Precedentemente il videogioco è stato accostato ai famosi test proiettivi. Con ciò non si vuole intendere che esso si possa sostituire ad un Rorschach o ad un Blacky, ma sicuramente per le sue caratteristiche

intrinseche permette al videogiocatore di investire una parte di sé all’interno di una narrazione o di identificarsi con un personaggio.

Ed è proprio su quest’ultima dimensione che vorrei porre l’accento.

Non costituisce una stranezza il fatto che i videogiocatori si identifichino con i personaggi dei loro videogames preferiti. Così come in un film o in un libro, anche in ambito videoludico accade lo stesso. Questa è una tendenza naturale dell’essere umano.

Le emozioni vissute da chi gioca, grazie alla trama, alla caratterizzazione psicologica dei protagonisti e alla grafica hanno la capacità di imprimere nella mente una traccia potentissima, che ha a che fare anche con la propria identità.

Ma in che modo le dimensioni identitarie possono confluire all’interno di un videogame?

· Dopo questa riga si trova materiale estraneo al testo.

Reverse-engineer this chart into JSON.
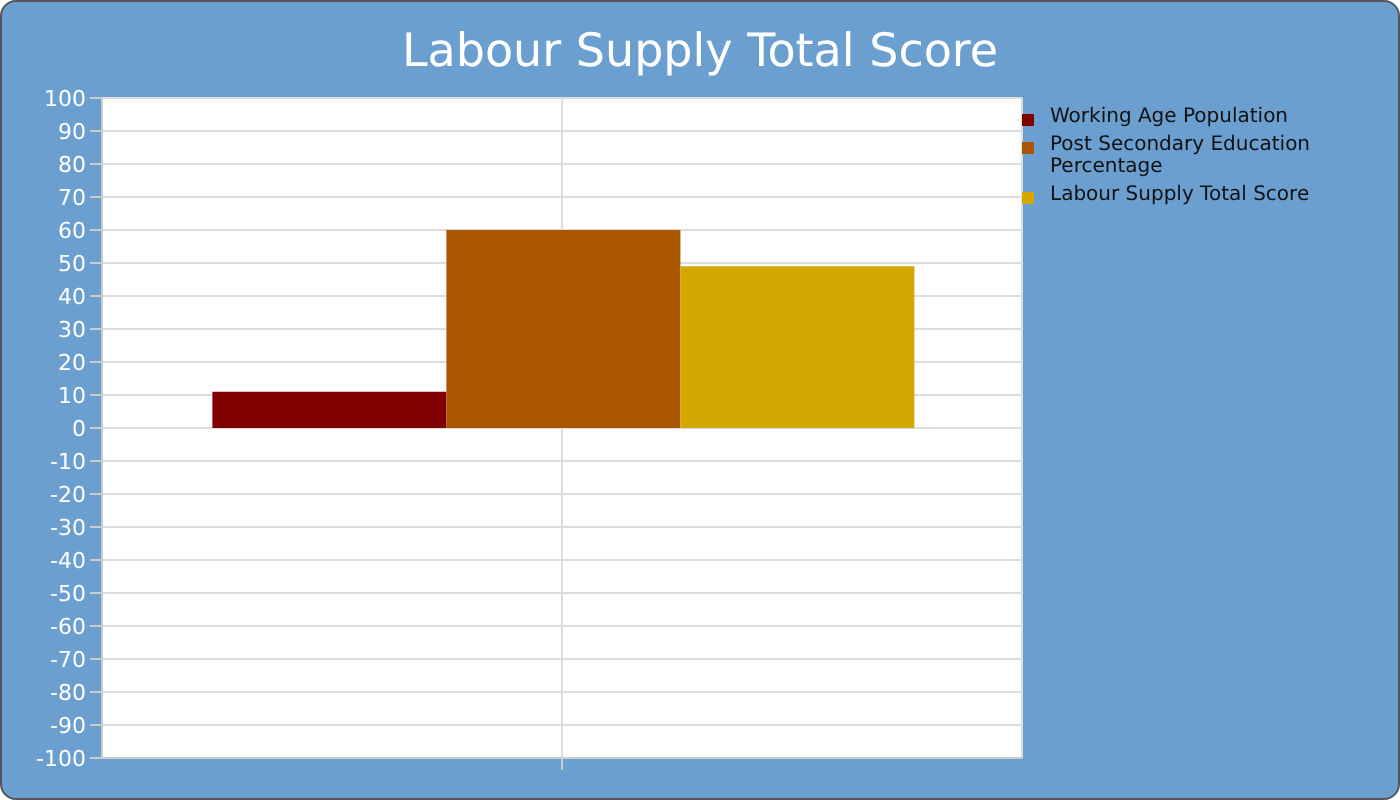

Secondo James Paul Gee (2007) esistono tre categorie identitarie: un’identità nel mondo reale, un’identità virtuale ed un’identità proiettiva.

L’identità nel mondo reale combacia con il soggetto in carne ed ossa, che vive e agisce appunto nella realtà.

Questa forma di identità però non costituisce l’unica possibile e gli addetti ai lavori sanno bene quanto all’interno del costrutto di identità possano confluire una serie di aspetti complessi e variegati.

Innanzitutto la realtà fisica si traduce in una miriade di piccoli dettagli come il sesso, il colore degli occhi o dei capelli.

Sono questi aspetti a influire e a venire influenzati dall’esperienza videoludica.

Il secondo tipo di identità, quello virtuale, è legata al personaggio che il giocatore intende interpretare all’interno del mondo videoludico.

Identità reale e virtuale sono profondamente interconnesse, visto che i vissuti legati ai fallimenti o ai successi nei videogames sono similari a quelli esperiti nella vita reale.

Infine abbiamo l’identità proiettiva la quale possiede due dimensioni.

La prima dimensione si riferisce agli elementi che il soggetto proietta sul suo avatar digitale. Tra questi elementi ritroviamo i valori, i bisogni, la sfera emotiva e molto altro.

La seconda dimensione contempla il fatto che il personaggio virtuale rispecchi la propria volontà e il proprio agire all’interno del mondo fittizio dei videogiochi.

Per cui il proprio avatar è capace di imprese, che nella realtà non si potrebbe nemmeno immaginare di compiere.

Infatti nei videogames è possibile interpretare chiunque e comportarsi in modalità non possibili nella vita di tutti i giorni. Secondo tale modo di concepire le cose, l’identità e la personalità costituiscono elementi flessibili e non immutabili.

La scelta di un personaggio piuttosto che un altro o la costruzione di un avatar sono dovuti anche alla percezione di sé (Sé percepito) e da chi si vorrebbe diventare o essere (Sé ideale). Questa scelta influenza a sua volta il modo in cui viene costruita l’identità reale, all’interno di un feedback costante e continuo.

In conclusione è possibile affermare che i videogiochi siano, a tutti gli effetti, dei potenti artefatti che permettono di riflettere su di sé e anche sulle proprie modalità relazionali.

Bibliografia

Gee, J. P. (2007). What Video Games Have to TeachUsabout Learning and Literacy. LLC: St. Martin’s Press.